The asymptotic person is incapable of simply condemning Islam and all Muslims. He must inject various words (or even one word will suffice; or at times a mere "-ism" tacked onto the end of Islam) in order to qualify the holistic position that may seem, apparently, too radical and extreme for his ethically sensitive taste.
Thus, our latest exhibit:
I ... believe ... that no believing Muslims should be in the United States, period.
Sounds like a tough and no-nonsense statement, eh? Can anyone spot the sub-atomic particle in that quote by which the holistic position becomes watered down, and by which the supposedly no-nonsense toughness being expressed becomes incoherent?

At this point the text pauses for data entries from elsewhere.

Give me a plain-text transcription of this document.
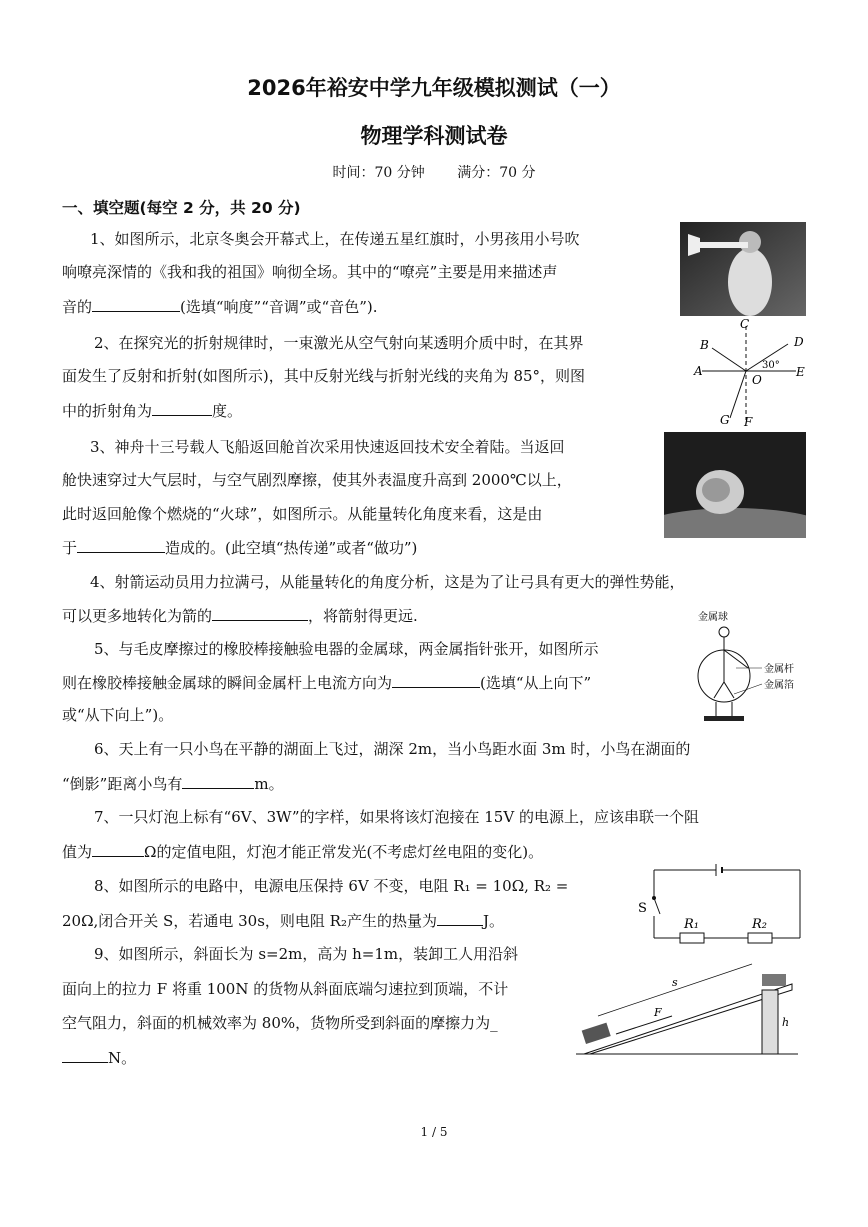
2026年裕安中学九年级模拟测试（一）
物理学科测试卷
时间：70 分钟 满分：70 分
一、填空题(每空 2 分，共 20 分)
1、如图所示，北京冬奥会开幕式上，在传递五星红旗时，小男孩用小号吹
响嘹亮深情的《我和我的祖国》响彻全场。其中的“嘹亮”主要是用来描述声
音的	(选填“响度”“音调”或“音色”).
2、在探究光的折射规律时，一束激光从空气射向某透明介质中时，在其界
面发生了反射和折射(如图所示)，其中反射光线与折射光线的夹角为 85°，则图
中的折射角为	度。
B
C
D
A
O
E
G F
30°
3、神舟十三号载人飞船返回舱首次采用快速返回技术安全着陆。当返回
舱快速穿过大气层时，与空气剧烈摩擦，使其外表温度升高到 2000℃以上，
此时返回舱像个燃烧的“火球”，如图所示。从能量转化角度来看，这是由
于	造成的。(此空填“热传递”或者“做功”)
4、射箭运动员用力拉满弓，从能量转化的角度分析，这是为了让弓具有更大的弹性势能，
可以更多地转化为箭的	，将箭射得更远.
5、与毛皮摩擦过的橡胶棒接触验电器的金属球，两金属指针张开，如图所示
则在橡胶棒接触金属球的瞬间金属杆上电流方向为	(选填“从上向下”
或“从下向上”)。
金属球
金属杆
金属箔
6、天上有一只小鸟在平静的湖面上飞过，湖深 2m，当小鸟距水面 3m 时，小鸟在湖面的
“倒影”距离小鸟有	m。
7、一只灯泡上标有“6V、3W”的字样，如果将该灯泡接在 15V 的电源上，应该串联一个阻
值为	Ω的定值电阻，灯泡才能正常发光(不考虑灯丝电阻的变化)。
8、如图所示的电路中，电源电压保持 6V 不变，电阻 R₁ = 10Ω, R₂ =
20Ω,闭合开关 S，若通电 30s，则电阻 R₂产生的热量为	J。
S
R₁	R₂
9、如图所示，斜面长为 s=2m，高为 h=1m，装卸工人用沿斜
面向上的拉力 F 将重 100N 的货物从斜面底端匀速拉到顶端，不计
空气阻力，斜面的机械效率为 80%，货物所受到斜面的摩擦力为_
N。
s
F
h
1 / 5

Yep -- it's the adjective "believing" in the phrase "believing Muslims".
Why does Lawrence Auster (the author of that quote) feel the necessity (which I have elsewhere called the "asymptotic twitch") to inject that word there? If I knew that he was using that phrase synecdochally to refer to all Muslims, I'd be less concerned; but I doubt he is.
Does Auster believe, in any event, that come the day we begin taking rational measures to protect our societies from Muslims, we will be able to tell the difference between a believing Muslim and a non-believing Muslim?
On what basis can we possibly make that distinction for our practical purposes of protecting our societies? On the basis of superficial indicators -- such as Western clothing, perhaps; or seemingly Western habits, like music appreciation, having a wife who does not wear a veil, having your kids playing baseball in Little League in some all-American town (as the Muslim-American software engineer "Mike" Hawash, before he felt the call of Jihad and went off to kill Americans in Afghanistan, had)...?
Or does Auster know about some top secret device the Pentagon is developing, by which we will be able to read minds and know what any given Muslim really "believes"...?
Auster in an email to me once objected to my holistic formulation as being too "totalistic" for his sensitive taste and ethics.
Apparently, I must repeat myself every few months on this: My holistic position is not an ontological position; it is a pragmatic position. I.e., I am not saying "All Muslims are in fact dangerous". What I am saying is that:
"Because we cannot tell the difference between the Muslims who are dangerous from the ones who probably are not dangerous, we must pragmatically treat them all as dangerous, and base our policy accordingly."
Contrary to the anxious wishes of our various asymptotic analysts in the A.I.M., the escalating, metastasizing behavior of Muslims over the following decades will force the issue: Eventually, the West will have no choice but to treat all Muslims with reasonable prejudice as deadly.
Not all dangers warrant a reasonable prejudice that expands the problem into a sweeping totalism. Various factors and features of the problem of Islam, however, when put together, do.
The longer the West waits to come to this rational realization, the costlier, the messier, and the bloodier (on both sides) will be the eventual result. Meanwhile, our asymptotic analysts in the A.I.M. -- by helping in various ways to put the brakes on the holistic meme -- may be serving to enable the Western retardation, which as yet shows few signs of coming up to speed to deal adequately with the problem.